Phishing scams. You might receive an email, phone call or letter purportedly from the IRS that asks you to provide your SSN or other personal information. If you provide it, thieves may use that information to take out credit in your name or sell it to others.

Fending off fraud

Nothing can guarantee complete immunity from identity theft, but you can reduce its likelihood. For starters, protect your SSN. Provide your SSN and other personal information only when absolutely necessary — and only when you’ve verified the identity of the requesting party.

Next, understand that the IRS doesn’t use email or social media to request personal information (such as your SSN or bank account password) or to provide a refund or initiate an audit. Instead, the agency most often contacts taxpayers through the U.S. Postal Service. One exception is that the IRS may call first when notifying a taxpayer of an audit, and then follow up with a written letter. If you receive an email claiming to be from the IRS and asking for personal information, don’t reply, open any attachments or click on any links.

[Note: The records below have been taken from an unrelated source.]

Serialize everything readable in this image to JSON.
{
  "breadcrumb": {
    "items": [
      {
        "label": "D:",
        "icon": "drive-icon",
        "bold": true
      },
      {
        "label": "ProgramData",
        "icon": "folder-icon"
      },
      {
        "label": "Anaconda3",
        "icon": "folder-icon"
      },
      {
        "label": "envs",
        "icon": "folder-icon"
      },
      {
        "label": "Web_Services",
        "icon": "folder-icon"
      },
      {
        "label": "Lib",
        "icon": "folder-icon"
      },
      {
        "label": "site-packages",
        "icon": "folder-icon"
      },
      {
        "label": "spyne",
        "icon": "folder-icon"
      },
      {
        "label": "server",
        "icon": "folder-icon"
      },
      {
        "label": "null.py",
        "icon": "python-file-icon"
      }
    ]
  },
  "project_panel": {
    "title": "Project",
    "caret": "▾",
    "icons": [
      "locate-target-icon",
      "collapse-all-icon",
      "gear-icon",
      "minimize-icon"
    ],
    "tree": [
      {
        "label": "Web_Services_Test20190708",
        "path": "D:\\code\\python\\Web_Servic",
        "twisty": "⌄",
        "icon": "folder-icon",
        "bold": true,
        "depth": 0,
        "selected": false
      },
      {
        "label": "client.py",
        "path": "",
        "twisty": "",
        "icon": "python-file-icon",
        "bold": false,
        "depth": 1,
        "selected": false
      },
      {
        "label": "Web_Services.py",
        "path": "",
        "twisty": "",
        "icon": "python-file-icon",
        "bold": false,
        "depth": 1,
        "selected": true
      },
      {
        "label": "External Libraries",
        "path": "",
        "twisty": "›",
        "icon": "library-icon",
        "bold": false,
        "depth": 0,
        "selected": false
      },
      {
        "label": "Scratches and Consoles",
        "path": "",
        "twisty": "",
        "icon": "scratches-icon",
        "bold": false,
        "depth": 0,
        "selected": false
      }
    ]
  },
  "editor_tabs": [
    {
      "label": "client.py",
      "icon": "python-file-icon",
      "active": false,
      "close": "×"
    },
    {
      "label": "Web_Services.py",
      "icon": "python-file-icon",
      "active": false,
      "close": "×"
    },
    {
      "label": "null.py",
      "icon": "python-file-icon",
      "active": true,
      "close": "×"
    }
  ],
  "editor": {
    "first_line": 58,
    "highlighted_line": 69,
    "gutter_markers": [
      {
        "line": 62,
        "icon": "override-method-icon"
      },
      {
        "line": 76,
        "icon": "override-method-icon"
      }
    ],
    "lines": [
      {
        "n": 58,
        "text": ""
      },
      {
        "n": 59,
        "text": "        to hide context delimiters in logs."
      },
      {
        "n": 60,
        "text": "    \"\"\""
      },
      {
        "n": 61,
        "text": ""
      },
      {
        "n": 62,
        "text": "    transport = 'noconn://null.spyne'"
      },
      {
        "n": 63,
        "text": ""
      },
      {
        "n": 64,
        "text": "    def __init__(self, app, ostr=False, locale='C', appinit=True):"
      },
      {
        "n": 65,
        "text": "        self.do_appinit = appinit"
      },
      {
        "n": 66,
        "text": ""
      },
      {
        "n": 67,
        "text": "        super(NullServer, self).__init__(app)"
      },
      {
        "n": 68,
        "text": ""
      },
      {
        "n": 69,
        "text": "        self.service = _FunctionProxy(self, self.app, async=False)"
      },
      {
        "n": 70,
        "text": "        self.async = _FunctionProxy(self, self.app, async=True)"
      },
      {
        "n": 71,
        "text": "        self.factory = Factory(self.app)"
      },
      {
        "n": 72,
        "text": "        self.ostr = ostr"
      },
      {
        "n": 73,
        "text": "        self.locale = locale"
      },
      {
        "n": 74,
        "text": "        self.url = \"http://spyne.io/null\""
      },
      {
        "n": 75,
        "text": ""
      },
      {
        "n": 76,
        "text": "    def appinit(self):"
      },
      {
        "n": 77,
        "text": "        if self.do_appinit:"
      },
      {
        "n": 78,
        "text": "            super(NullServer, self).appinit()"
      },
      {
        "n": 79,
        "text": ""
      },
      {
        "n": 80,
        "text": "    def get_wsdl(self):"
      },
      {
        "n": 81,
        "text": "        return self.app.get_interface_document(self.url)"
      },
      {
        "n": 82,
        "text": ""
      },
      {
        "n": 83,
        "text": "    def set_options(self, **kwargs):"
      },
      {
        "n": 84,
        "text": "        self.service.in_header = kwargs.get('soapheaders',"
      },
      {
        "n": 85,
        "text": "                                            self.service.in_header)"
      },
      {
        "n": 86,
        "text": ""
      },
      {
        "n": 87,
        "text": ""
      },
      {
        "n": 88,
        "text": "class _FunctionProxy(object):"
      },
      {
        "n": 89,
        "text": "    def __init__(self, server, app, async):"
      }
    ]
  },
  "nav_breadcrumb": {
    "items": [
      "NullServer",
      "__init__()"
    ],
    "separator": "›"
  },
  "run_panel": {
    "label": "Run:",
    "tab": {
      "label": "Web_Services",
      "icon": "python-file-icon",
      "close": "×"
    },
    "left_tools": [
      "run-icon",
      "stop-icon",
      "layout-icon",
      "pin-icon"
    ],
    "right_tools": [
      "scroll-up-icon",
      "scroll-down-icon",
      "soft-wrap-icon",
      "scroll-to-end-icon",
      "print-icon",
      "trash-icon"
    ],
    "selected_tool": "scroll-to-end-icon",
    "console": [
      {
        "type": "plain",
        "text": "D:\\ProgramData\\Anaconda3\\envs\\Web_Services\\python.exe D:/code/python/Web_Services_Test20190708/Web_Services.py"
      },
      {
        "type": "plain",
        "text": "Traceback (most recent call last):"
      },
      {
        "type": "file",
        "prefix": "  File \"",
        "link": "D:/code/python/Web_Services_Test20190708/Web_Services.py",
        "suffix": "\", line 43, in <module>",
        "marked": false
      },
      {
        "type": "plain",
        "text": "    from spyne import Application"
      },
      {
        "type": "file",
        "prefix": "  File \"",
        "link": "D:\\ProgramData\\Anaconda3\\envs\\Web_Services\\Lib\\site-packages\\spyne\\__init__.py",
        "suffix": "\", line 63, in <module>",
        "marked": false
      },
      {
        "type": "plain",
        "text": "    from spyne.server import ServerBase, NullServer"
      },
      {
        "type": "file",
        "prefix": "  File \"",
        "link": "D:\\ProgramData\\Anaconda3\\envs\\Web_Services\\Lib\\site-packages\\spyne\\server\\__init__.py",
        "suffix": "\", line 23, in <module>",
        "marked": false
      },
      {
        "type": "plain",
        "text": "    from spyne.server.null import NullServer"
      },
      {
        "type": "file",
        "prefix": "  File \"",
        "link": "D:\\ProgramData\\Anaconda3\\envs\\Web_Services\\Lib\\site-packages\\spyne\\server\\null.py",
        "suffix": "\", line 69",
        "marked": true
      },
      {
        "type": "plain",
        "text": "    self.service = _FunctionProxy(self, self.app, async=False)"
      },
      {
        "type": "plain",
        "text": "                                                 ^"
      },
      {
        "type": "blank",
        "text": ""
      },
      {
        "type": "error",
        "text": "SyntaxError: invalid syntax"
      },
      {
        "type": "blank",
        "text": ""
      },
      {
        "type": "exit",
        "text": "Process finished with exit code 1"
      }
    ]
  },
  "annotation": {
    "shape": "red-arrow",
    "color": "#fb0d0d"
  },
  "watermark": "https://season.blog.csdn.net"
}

So if you receive a phone call or letter claiming to be from the IRS, contact the agency to determine whether the claim is legitimate. (Several options are available at https://www.irs.gov/uac/Telephone-Assistance.) With a phone call, you also can ask for an employee badge number.

Alarm bells ring

If you receive an IRS notice stating that another return has been filed with your information or that you received wages from an employer other than your actual one, it’s possible that your identity has been stolen. Call the IRS Identity Protection Specialized Unit at 1-800-908-4490 to check the legitimacy of the letter and follow up.

And, if you receive a notice from the IRS stating that you’ve been a victim of identity theft, follow all the instructions included in the letter. Typically, this will require completing the Identity Theft Affidavit.

Dealing with the aftermath

Although prevention is best, even careful taxpayers can be victimized by tax identity theft. If it happens to you, contact the IRS — and your financial advisor, who can help you get your financial life back on track.